軽妙なジョークを織り込む是枝節が満載だったけど、テーマは「人は人を裁けるのか」と重い。マイケル・サンデル作「これからの<正義>の話をしよう」にも通ずるテーマ。
「真実」は、“三隅(役所さん)が山中咲江(広瀬すずちゃん)のために殺人を犯した”か、“咲江が犯した罪を三隅が被った”か“2人で犯行を行い三隅が罪を被った”のどれかが真実であろう。
観終わった後も一体何が真実だったのか、未だに分からない。咲江を守る為に三隅が重盛(マシャ)を触媒にして戦術を貼り巡らしたに思えるが真実は不明。
善人とも悪人ともつかず、落ち着いていたと思ったら時に狂人のような不穏な表情と言動で重盛を幻惑する三隅。そして、次第に三隅の緩急自在の術中にハマり、遂には真実を追い求めずにはいられなくなる重盛。毎回少しずつ変わる接見室の光の加減や音の響き、そして、ラストシーンで重なり合う二人の横顔。
7度に渡る接見室での三隅と重盛とのやり取りは巨匠マイケル・マン監督の「HEAT」でのアル・パチーノ、ロバート・デ・ニーロが直接対峙するシーンを思い浮かべさせる。アル・パチーノとデ・ニーロは五分五分で渡り合っていたが、重盛は三隅の術中にハマり幻惑されてしまう。
推測だが、「羊🐏たちの沈黙」のレクター(アンソニー・ホプキンス)を意識して役所さんは三隅を演じたのではないか?「猟奇的な殺人を全く躊躇なく実行できる」側面と「咲江とカナリアに対して非常に優しく接することの出来る」側面。重盛を迷路に誘い込む多重人格性を包含する三隅の「器」。
「三度目の殺人」による死は「重盛による肉体としての三隅の死」と「三隅による精神としての重盛の死」のDouble Meaningsを示唆している。ラストシーンで重なり合う二人の横顔が暗示するのは留萌での判決は重盛の父(橋爪功さん)が三隅の肉体に対して刑が執行されたが、「三度目の殺人」による判決は三隅が重盛の精神に対して刑を執行したこと。
撮影中、役所さんがどんな意図で芝居をしているのかと混乱したマシャは、撮影半ばで思わず「役所さん、本当は殺したという設定で演技しているんですか?」と尋ねたらしい。結果、役所さんは「僕にも分からないんです」とはぐらかされてしまったとの事。マシャは劇中のキャラクター重盛同様役所さん、三隅に翻弄される。
是枝さんが「スッキリしないままに終わらせる事が狙い」と言い続けている。

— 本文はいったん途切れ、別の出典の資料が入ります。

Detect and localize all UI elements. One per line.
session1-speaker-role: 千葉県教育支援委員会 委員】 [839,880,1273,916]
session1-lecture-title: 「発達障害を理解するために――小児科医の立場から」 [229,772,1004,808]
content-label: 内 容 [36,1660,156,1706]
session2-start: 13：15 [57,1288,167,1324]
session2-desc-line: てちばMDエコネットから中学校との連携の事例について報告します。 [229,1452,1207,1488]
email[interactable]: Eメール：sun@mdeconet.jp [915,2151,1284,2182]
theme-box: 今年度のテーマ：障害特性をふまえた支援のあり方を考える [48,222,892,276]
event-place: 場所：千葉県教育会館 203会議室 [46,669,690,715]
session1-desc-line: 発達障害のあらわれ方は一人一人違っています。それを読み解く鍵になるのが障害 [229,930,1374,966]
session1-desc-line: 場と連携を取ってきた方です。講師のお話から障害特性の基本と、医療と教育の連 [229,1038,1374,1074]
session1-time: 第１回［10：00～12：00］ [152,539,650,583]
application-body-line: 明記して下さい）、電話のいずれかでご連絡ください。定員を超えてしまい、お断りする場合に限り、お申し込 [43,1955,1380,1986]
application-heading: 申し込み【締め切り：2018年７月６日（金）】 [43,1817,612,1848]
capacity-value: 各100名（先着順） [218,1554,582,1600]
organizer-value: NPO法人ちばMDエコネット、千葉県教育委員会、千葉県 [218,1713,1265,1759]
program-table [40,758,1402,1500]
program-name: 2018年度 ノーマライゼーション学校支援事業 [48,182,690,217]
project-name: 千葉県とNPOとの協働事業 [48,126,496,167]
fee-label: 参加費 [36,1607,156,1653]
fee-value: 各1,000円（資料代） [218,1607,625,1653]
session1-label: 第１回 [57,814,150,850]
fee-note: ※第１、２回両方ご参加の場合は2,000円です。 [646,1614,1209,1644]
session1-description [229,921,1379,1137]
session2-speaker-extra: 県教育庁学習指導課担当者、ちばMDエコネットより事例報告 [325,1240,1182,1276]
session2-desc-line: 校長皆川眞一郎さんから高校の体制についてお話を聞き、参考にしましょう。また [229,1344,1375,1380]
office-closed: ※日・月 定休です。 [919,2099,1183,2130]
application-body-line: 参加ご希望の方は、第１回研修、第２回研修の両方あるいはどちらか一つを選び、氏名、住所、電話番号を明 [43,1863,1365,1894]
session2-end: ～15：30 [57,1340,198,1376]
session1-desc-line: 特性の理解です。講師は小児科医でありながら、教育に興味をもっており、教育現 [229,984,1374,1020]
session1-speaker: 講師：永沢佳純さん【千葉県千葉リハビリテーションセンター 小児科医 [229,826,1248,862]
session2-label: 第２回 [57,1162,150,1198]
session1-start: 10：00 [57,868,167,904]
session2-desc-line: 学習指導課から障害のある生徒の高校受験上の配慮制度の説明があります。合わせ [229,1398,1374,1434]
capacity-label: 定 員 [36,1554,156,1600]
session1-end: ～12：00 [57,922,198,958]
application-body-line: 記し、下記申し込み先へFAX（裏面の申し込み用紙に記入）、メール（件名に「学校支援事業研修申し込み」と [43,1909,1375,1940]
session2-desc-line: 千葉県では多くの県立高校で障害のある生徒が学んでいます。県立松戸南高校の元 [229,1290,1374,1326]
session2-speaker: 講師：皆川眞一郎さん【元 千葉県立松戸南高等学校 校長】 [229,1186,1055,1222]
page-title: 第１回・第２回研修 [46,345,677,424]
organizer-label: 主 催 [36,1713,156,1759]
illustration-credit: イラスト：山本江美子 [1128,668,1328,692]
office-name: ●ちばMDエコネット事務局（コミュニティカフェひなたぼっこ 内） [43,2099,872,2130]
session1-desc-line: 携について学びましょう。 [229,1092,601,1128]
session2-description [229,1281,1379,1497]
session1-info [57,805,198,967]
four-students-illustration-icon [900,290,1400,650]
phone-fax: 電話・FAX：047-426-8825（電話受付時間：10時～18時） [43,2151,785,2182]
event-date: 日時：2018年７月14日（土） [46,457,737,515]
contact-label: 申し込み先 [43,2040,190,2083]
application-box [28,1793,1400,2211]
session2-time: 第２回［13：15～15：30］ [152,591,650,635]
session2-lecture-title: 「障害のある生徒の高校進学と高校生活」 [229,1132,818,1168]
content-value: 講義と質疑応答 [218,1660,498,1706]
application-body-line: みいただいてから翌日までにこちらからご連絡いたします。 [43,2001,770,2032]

その狙いにマシャ同様、ドップリとハマることになった。咲江と殺された実の父の関係は東野圭吾作「白夜行」の冒頭の陰惨なStoryを想起させる。
裁判官、検察官、弁護人は司法という同じ船に乗り、経済性という制約の基に期限までに目的地にたどり着かせることを是としている。真実が何かわからないまま裁きのシステムだけが維持されている。この現状に是枝さんはこの映画を通して、問題提起。
不倫騒動で「勇名」を馳せた斎藤由貴さんが「夫の実の娘に対する残虐で非道な行動を見て見ぬフリ」をし続ける、身勝手でズル賢い大人、咲江の母美津江として登場。良い味を出していた。台所で咲江を後ろから意味ありげに抱きしめる美津江。「色」を極めた斎藤さんでしか出せないゾクゾクさせる艶技。
十字架もテーマで、
・焼死した山中光男の犯行現場の燃え跡
・雪合戦の回想シーンで倒れ込んだ三隅と咲江の姿勢
・三隅が庭に作ったカナリアの墓
・咲江の立ち寄ったパン屋の名前「丸十ベーカリー」
・ラストシーンで重盛が見上げた電線の交差する形
・ラストシーンで重盛が立っていた十字路
是枝さんによる全部で7個らしいので上の7つかな。
鑑賞後、赤坂離宮で少し優雅にランチ。